Much is being made of the fact that mRNA vaccines were first synthesized, very soon after the virus’s genetic sequence became available. But this just means that a particular molecular construct (a carrier for spike protein mRNA, I guess) could quickly be synthesized.
To go from that to mass vaccination, even if we skip trials for efficacy and safety, requires that you know enough about how the virus and the vaccine behave within the body, to have some idea of where and how to administer the vaccine to a patient. Also, there needs to be infrastructure to mass-produce the vaccine, and a way to distribute it.
Complications known to me, in the case of Covid mRNA vaccines, are that Covid’s interaction with the body and the immune system is intricate and was not immediately understood (this matters in deciding how to introduce a vaccine into the body), and that mRNA vaccines currently require ultracold refrigeration for their distribution, an infrastructure that doesn’t even exist in some countries.
Let’s see a concrete counterfactual scenario for rapid deployment of a Covid mRNA vaccine in 2020, that takes into account these two factors; and then we can start to estimate how many extra lives the HCT ethos might have saved.
I don’t think there’s a policy issue on which one billion people let alone two billion people read a book.

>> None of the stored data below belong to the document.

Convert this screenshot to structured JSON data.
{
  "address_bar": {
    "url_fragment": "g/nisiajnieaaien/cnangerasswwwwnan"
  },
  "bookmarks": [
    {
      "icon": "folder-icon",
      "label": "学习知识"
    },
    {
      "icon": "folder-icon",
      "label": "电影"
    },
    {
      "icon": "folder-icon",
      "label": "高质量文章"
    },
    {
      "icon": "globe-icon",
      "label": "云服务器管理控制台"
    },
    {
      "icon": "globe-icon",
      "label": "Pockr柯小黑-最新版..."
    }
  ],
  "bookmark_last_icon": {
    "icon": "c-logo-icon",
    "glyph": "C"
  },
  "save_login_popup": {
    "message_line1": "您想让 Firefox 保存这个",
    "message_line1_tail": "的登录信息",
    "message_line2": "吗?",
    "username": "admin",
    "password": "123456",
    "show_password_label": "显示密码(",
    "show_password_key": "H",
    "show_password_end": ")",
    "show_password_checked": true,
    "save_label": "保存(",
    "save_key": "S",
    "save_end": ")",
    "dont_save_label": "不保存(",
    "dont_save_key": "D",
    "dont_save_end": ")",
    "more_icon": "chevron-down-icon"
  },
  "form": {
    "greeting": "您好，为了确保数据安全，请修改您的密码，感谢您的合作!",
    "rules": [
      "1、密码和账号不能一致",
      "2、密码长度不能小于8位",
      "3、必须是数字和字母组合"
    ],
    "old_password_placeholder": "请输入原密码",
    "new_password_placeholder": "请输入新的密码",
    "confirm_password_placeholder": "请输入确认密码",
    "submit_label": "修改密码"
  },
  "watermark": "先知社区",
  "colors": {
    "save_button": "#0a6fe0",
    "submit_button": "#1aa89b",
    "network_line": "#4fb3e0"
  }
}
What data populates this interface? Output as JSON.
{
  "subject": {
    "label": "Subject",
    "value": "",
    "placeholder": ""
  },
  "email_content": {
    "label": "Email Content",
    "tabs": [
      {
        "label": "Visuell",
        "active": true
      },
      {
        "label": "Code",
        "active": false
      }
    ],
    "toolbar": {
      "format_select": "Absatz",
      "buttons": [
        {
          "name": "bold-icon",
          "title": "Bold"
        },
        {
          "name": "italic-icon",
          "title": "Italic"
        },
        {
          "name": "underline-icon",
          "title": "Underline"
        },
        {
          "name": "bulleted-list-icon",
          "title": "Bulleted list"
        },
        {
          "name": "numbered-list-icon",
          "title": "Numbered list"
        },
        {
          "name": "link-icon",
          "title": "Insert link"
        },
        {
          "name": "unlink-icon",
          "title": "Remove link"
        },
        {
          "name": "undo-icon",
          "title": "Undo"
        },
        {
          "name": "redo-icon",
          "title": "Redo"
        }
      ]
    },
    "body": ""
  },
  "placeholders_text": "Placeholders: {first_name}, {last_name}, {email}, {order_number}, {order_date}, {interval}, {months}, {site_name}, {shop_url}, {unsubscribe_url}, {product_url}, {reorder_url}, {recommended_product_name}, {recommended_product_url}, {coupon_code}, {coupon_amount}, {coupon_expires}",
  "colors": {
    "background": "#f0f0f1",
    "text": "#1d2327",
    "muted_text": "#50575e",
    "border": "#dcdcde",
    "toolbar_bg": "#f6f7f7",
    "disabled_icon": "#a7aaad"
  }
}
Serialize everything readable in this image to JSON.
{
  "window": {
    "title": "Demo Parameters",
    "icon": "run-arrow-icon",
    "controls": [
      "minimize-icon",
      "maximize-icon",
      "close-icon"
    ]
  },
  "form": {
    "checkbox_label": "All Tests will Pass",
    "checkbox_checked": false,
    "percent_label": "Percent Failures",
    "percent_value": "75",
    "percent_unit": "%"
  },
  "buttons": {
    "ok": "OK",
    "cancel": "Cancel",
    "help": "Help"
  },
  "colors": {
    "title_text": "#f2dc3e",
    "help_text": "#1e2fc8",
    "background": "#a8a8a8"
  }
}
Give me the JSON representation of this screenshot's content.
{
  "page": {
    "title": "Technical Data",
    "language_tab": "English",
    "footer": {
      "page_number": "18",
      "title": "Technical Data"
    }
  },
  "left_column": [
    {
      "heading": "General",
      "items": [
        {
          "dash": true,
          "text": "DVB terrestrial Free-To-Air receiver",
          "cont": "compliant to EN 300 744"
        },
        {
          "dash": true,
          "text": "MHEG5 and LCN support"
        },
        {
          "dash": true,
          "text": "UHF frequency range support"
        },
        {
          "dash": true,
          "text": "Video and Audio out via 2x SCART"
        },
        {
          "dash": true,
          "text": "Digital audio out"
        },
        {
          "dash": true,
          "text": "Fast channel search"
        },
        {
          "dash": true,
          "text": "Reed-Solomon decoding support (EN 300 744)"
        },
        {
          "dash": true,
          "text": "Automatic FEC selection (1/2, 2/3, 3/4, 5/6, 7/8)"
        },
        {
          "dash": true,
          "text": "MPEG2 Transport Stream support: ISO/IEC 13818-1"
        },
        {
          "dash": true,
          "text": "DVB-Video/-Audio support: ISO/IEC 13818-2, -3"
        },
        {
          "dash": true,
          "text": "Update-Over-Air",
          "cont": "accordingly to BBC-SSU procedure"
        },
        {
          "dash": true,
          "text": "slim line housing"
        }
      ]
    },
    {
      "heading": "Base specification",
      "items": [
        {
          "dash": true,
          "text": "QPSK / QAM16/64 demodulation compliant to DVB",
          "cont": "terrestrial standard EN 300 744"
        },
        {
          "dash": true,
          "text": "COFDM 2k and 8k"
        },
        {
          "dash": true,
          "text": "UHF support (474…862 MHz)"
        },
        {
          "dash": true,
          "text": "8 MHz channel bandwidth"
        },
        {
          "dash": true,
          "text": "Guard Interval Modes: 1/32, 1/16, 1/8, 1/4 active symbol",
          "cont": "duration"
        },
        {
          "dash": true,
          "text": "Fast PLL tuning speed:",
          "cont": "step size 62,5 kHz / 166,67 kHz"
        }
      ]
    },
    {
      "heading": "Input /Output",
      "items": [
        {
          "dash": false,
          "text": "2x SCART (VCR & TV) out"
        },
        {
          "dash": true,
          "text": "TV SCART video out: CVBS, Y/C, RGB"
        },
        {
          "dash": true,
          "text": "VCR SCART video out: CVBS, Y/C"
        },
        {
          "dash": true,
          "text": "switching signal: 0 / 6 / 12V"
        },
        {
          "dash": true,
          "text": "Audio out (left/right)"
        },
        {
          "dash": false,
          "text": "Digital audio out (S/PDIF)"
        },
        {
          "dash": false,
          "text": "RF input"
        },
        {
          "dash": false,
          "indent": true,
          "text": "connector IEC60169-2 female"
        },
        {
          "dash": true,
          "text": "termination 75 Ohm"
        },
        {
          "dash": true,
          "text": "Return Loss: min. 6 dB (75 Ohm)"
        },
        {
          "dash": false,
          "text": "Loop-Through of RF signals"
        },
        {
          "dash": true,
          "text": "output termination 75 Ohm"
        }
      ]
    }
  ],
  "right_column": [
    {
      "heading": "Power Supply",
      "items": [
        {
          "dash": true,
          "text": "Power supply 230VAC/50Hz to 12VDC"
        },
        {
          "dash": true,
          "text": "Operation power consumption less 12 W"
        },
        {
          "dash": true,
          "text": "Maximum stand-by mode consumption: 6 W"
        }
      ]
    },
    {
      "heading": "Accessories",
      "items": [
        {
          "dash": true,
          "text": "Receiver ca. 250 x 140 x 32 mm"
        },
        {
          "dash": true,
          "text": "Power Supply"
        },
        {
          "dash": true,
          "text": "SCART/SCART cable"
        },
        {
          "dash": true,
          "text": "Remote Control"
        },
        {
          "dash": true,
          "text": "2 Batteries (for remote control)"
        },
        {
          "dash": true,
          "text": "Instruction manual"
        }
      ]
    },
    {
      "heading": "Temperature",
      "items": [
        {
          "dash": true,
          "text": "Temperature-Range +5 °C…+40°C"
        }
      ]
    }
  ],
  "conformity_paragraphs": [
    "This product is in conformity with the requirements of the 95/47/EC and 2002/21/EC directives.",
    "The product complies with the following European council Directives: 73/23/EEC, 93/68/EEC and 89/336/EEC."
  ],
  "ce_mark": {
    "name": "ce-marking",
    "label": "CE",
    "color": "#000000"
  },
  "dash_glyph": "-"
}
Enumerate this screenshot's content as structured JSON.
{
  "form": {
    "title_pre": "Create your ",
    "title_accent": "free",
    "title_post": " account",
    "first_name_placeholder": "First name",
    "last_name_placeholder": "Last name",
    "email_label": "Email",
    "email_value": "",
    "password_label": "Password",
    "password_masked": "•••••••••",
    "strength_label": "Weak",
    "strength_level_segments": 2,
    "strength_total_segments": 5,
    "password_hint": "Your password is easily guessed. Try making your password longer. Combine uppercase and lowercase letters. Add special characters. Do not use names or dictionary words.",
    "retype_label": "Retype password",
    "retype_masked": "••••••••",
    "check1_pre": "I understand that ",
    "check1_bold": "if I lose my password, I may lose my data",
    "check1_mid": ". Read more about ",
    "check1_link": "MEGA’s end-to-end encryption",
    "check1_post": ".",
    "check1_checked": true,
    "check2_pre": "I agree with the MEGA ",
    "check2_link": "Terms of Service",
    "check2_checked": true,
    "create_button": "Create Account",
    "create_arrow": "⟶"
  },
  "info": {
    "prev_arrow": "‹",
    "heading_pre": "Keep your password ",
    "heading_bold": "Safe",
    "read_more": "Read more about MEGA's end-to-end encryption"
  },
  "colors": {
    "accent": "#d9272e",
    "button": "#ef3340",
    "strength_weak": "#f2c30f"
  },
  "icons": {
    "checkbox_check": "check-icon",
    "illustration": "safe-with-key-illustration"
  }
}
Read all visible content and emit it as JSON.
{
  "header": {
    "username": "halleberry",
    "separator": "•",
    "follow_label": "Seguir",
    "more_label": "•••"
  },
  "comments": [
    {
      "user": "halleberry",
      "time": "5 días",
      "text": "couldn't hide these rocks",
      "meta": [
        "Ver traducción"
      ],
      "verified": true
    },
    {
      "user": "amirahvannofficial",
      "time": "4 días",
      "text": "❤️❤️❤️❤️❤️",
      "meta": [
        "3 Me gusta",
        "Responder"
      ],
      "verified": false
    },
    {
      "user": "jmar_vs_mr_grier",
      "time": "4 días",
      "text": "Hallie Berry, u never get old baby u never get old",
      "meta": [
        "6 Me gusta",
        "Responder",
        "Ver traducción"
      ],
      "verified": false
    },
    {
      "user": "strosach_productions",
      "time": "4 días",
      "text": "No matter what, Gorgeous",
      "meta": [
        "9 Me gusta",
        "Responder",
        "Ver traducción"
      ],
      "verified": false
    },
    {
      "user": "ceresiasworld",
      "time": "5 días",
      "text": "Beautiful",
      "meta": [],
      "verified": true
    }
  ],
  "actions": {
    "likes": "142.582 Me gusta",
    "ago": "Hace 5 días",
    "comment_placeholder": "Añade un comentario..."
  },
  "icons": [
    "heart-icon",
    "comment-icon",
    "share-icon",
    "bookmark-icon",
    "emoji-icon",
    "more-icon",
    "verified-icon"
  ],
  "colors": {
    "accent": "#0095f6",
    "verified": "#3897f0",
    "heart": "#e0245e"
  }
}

Even for an issue like climate change most people don’t read a book about it.
When it comes to the usefulness of a public debate it’s worth looking at two important enviromental issues. Mercury pollution is bad. CO2 pollution is bad.
Obama’s EPA managed to be very effective in fighting mercury pollution but unable to do anything about fighting CO2 pollution. A key difference between the two is that CO2 pollution was a heavily politized issue while nobody spoke about mercury pollution.
How do those thoughts influence your response to the broader argument?